Note that there's a separate string(const char*, size_type) constructor that can create strings with embedded NULs, and won't try to read further than told (Constructor (4) here)
C++03 std::strings were not guaranteed NUL-terminated internally
Whichever way the std::string is constructed and initialised, before C++11 the Standard did not require it to be NUL-terminated within the string's buffer. std::string was best imagined as containing a bunch of potentially non-printable (loosely speaking, binary in the ftp/file I/O sense) characters starting at address data() and extending for size() characters. So, if you had:
std::string x("help");
x[4]; // undefined behaviour: only [0]..[3] are safe
x.at(4); // will throw rather than return '\0'
x.data()[4]; // undefined behaviour, equivalent to x[4] above
x.c_str()[4]; // safely returns '\0', (perhaps because a NUL was always
// at x[4], one was just added, or a new NUL-terminated
// buffer was just prepared - in which case data() may
// or may not start returning it too)
Note that the std::string API requires c_str() to return a pointer to a NUL-terminated value. To do so, it can either:
proactively keep an extra NUL on the end of the string buffer at all times (in which case data[5] would happen to be safe on that implementation, but the code could break if the implementation changed or the code was ported to another Standard library implementation etc.)
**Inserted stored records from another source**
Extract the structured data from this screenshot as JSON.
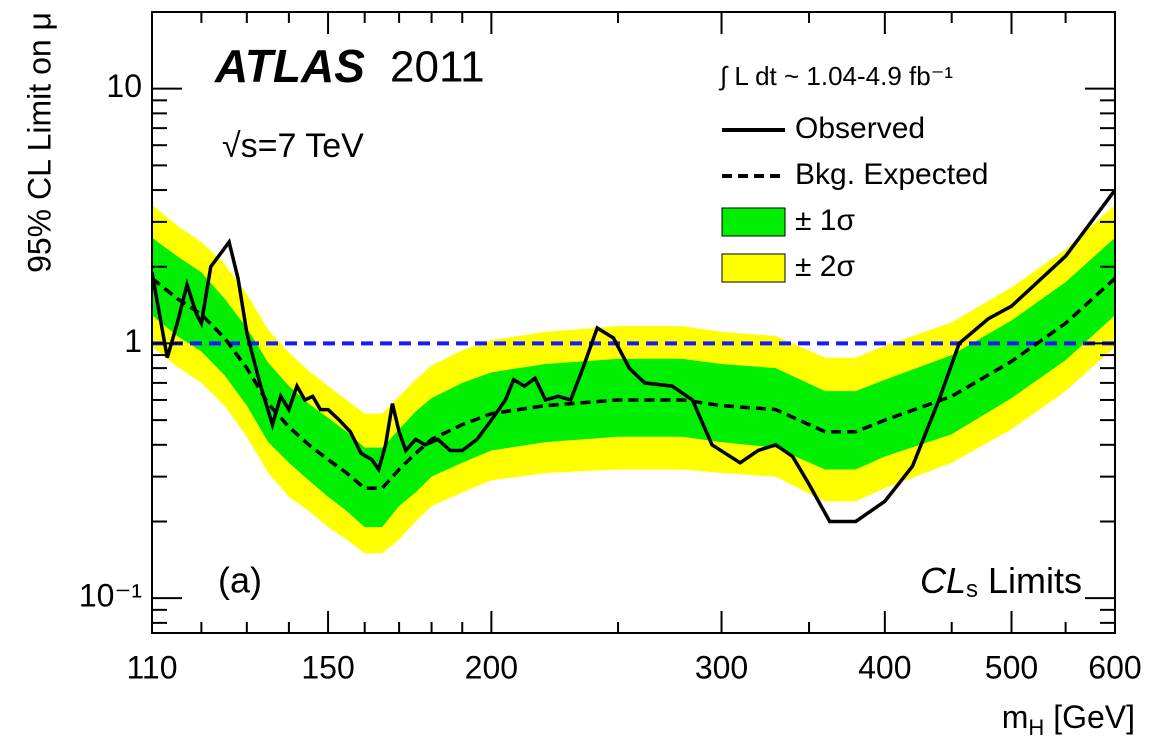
{
  "chart_data": {
    "type": "limit-band",
    "experiment": "ATLAS",
    "year": "2011",
    "energy": "√s=7 TeV",
    "luminosity": "∫ L dt ~ 1.04-4.9 fb⁻¹",
    "panel": "(a)",
    "method": {
      "main": "CL",
      "sub": "s",
      "rest": " Limits"
    },
    "x_label": {
      "main": "m",
      "sub": "H",
      "rest": " [GeV]"
    },
    "y_label": "95% CL Limit on μ",
    "xscale": "log",
    "yscale": "log",
    "xlim": [
      110,
      600
    ],
    "ylim": [
      0.073,
      20
    ],
    "xticks": [
      110,
      150,
      200,
      300,
      400,
      500,
      600
    ],
    "yticks": [
      {
        "value": 0.1,
        "label": "10⁻¹"
      },
      1,
      10
    ],
    "x_minor_ticks": [
      120,
      130,
      140,
      160,
      170,
      180,
      190,
      250,
      350,
      450,
      550
    ],
    "y_minor_ticks": [
      0.08,
      0.09,
      0.2,
      0.3,
      0.4,
      0.5,
      0.6,
      0.7,
      0.8,
      0.9,
      2,
      3,
      4,
      5,
      6,
      7,
      8,
      9
    ],
    "reference_line": {
      "value": 1,
      "color": "#1a1aff"
    },
    "bands": [
      {
        "name": "± 2σ",
        "color": "#ffff00",
        "x": [
          110,
          115,
          120,
          125,
          130,
          135,
          140,
          145,
          150,
          155,
          160,
          165,
          170,
          175,
          180,
          190,
          200,
          220,
          250,
          280,
          300,
          330,
          360,
          380,
          400,
          450,
          500,
          550,
          600
        ],
        "upper": [
          3.5,
          2.9,
          2.5,
          2.05,
          1.56,
          1.13,
          0.92,
          0.78,
          0.68,
          0.6,
          0.53,
          0.53,
          0.62,
          0.72,
          0.82,
          0.94,
          1.03,
          1.11,
          1.17,
          1.17,
          1.11,
          1.07,
          0.88,
          0.88,
          0.98,
          1.21,
          1.66,
          2.34,
          3.5
        ],
        "lower": [
          0.97,
          0.81,
          0.7,
          0.57,
          0.43,
          0.31,
          0.25,
          0.22,
          0.19,
          0.17,
          0.15,
          0.15,
          0.17,
          0.2,
          0.23,
          0.26,
          0.29,
          0.31,
          0.32,
          0.32,
          0.31,
          0.3,
          0.24,
          0.24,
          0.27,
          0.34,
          0.46,
          0.65,
          0.97
        ]
      },
      {
        "name": "± 1σ",
        "color": "#00ee00",
        "x": [
          110,
          115,
          120,
          125,
          130,
          135,
          140,
          145,
          150,
          155,
          160,
          165,
          170,
          175,
          180,
          190,
          200,
          220,
          250,
          280,
          300,
          330,
          360,
          380,
          400,
          450,
          500,
          550,
          600
        ],
        "upper": [
          2.6,
          2.2,
          1.9,
          1.5,
          1.15,
          0.84,
          0.68,
          0.58,
          0.51,
          0.45,
          0.39,
          0.39,
          0.46,
          0.54,
          0.61,
          0.7,
          0.77,
          0.83,
          0.87,
          0.87,
          0.83,
          0.8,
          0.65,
          0.65,
          0.72,
          0.9,
          1.23,
          1.74,
          2.6
        ],
        "lower": [
          1.29,
          1.07,
          0.93,
          0.75,
          0.57,
          0.41,
          0.34,
          0.29,
          0.25,
          0.22,
          0.19,
          0.19,
          0.23,
          0.26,
          0.3,
          0.34,
          0.38,
          0.41,
          0.43,
          0.43,
          0.41,
          0.39,
          0.32,
          0.32,
          0.36,
          0.44,
          0.61,
          0.86,
          1.29
        ]
      }
    ],
    "series": [
      {
        "name": "Bkg. Expected",
        "color": "#000000",
        "dash": "dashed",
        "x": [
          110,
          115,
          120,
          125,
          130,
          135,
          140,
          145,
          150,
          155,
          160,
          165,
          170,
          175,
          180,
          190,
          200,
          220,
          250,
          280,
          300,
          330,
          360,
          380,
          400,
          450,
          500,
          550,
          600
        ],
        "values": [
          1.8,
          1.5,
          1.3,
          1.05,
          0.8,
          0.58,
          0.47,
          0.4,
          0.35,
          0.31,
          0.27,
          0.27,
          0.32,
          0.37,
          0.42,
          0.48,
          0.53,
          0.57,
          0.6,
          0.6,
          0.57,
          0.55,
          0.45,
          0.45,
          0.5,
          0.62,
          0.85,
          1.2,
          1.8
        ]
      },
      {
        "name": "Observed",
        "color": "#000000",
        "dash": "solid",
        "x": [
          110,
          113,
          115,
          117,
          119,
          120,
          122,
          126,
          128,
          130,
          133,
          136,
          138,
          140,
          142,
          144,
          146,
          148,
          150,
          153,
          156,
          159,
          162,
          164,
          166,
          168,
          170,
          172,
          175,
          178,
          182,
          186,
          190,
          195,
          200,
          205,
          208,
          212,
          216,
          220,
          225,
          230,
          235,
          241,
          248,
          255,
          262,
          275,
          285,
          295,
          310,
          320,
          330,
          340,
          350,
          363,
          380,
          400,
          420,
          440,
          456,
          480,
          500,
          550,
          600
        ],
        "values": [
          1.9,
          0.88,
          1.2,
          1.7,
          1.3,
          1.2,
          2.0,
          2.5,
          1.8,
          1.1,
          0.7,
          0.48,
          0.62,
          0.55,
          0.68,
          0.6,
          0.62,
          0.55,
          0.55,
          0.5,
          0.45,
          0.37,
          0.35,
          0.32,
          0.4,
          0.58,
          0.45,
          0.38,
          0.42,
          0.4,
          0.42,
          0.38,
          0.38,
          0.42,
          0.5,
          0.6,
          0.72,
          0.68,
          0.73,
          0.6,
          0.62,
          0.6,
          0.8,
          1.15,
          1.05,
          0.8,
          0.7,
          0.68,
          0.6,
          0.4,
          0.34,
          0.38,
          0.4,
          0.36,
          0.28,
          0.2,
          0.2,
          0.24,
          0.33,
          0.6,
          1.0,
          1.25,
          1.4,
          2.2,
          4.0
        ]
      }
    ],
    "legend_order": [
      "Observed",
      "Bkg. Expected",
      "± 1σ",
      "± 2σ"
    ]
  }
}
reactively wait until c_str() is called, then:
if it has enough capacity at the current address (i.e. data()), append a NUL and return the same pointer value that data() would return
otherwise, allocate a new, larger buffer, copy the data over, NUL terminate it, and return a pointer to it (typically but optionally this buffer would replace the old buffer which would be deleted, such that calling data() immediately afterwards would return the same pointer returned by c_str())
I would say that it's equivalent of writing:
std::string stdDevString = std::string(device_string);
Or, even simpler:
std::string stdDevString = device_string;
Once the std::string has been created, it contains a private copy of the data in the C string.
I think it is ignorant to dismiss this as poor coding. If we assume that this string was allocated at file scope or as a static variable, it could be good coding.
When programming C++ for embedded systems with non-volatile memory present, there are many reasons why you wish to avoid static initialization: the main reason is that it adds lots of overhead code in the beginning of the program, where all such variables much be initialized. If they are instances of classes, constructors will be called.
This will lead to a delay peak at the beginning of the program execution. You don't want this workload peak there, because there are much more important tasks to do when starting up the program, like setting up various hardware.
To avoid this, you typically enable an option in the compiler which removes such static initialization, and then write your code in such a manner that no static/global variables are initialized, but instead set them in runtime.
On such a system, the code posted by the OP is the correct way to do it.
Looks like an artefact to me. Perhaps there was some other code in between, then it got removed, and someone was too lazy to join those two remaining lines into a single one.